GLP-1s: No more excuses?

You only know what you see. My best friend had bariatric surgery a few months before I started tirz. It's been a tough road. He just had gallstones removed, which they think was from the protein powder. I heard some people get them, some don't. I said no way. Glad I skipped that.
 
Gallbladder issues are common after bariatric surgery. But it has something like a 95% success rate of reversing type 2 diabetes if done within 10 years of diagnosis.

I was always a heavy person. A violent event 15 years ago ruined my life. I needed surgery to fix the damage. I didn't leave my house for years. I doubled in size.

I got diagnosed with type 2 in 2019. My doctor suggested surgery to reverse it. So I had it. I also spent a year with a dietitian to change my eating habits. My A1c has been 5.4 or 5.5 since I woke up after surgery. That was 5 years ago. I still eat like I have T2 and have been a heavy person since then. I'm at a healthy BMI now; I just want to get back to my lowest weight after surgery.

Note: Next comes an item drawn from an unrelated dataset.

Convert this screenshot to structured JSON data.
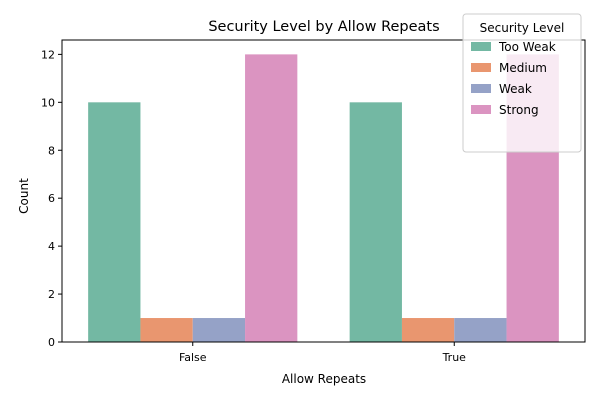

Sorry about your friend's struggles. It's serious and requires...
 
Fresh_Mode said:
After losing 65 lbs and appearing and feeling 25 years younger, it's hard not to say anything to someone struggling with weight problems.
I know that feeling. And it's hard when you hear people say "there's no magic pill," especially when you feel like you've found one. It's definitely not a magic wand, and you still have to put in the work, but it levels the playing field.
 
It's like people think GLP-1s let me eat whatever I want and still look good. They make it easier to do the work, but they don't do the work for me.
 
Wes_1984 said:
It's like people think GLP-1s let me eat whatever I want and still look good. They make it easier to do the work, but they don't do the work for me.
Exactly! I spent so much effort before sema and it wasn't nearly as effective as the effort I'm putting in now. It's so frustrating when people congratulate you and call it the easy way out. Like yeah, driving a car is the easy way out compared to walking 100 miles.
 
Started at 295, now at 195, five-ten. I wasn't sure I'd share but seeing other before-and-afters in here gave me the courage to try. It's wild looking back at how far I've actually come, even with more to go.
 
The discipline argument is right. The medication changes the feedback loop - you still have to do the work, but the work actually converts. That's the real difference from years of trying the same thing and getting diminishing returns. It's not easier, it's more effective.
 
The sourcing reliability question is the real constraint on accessibility - the medication is well-established but the pathways to it range from pharmacy-grade with prescriptions to gray market with variable quality control. Overseas pharmacy routes cut cost significantly but shift all the verification work to the individual.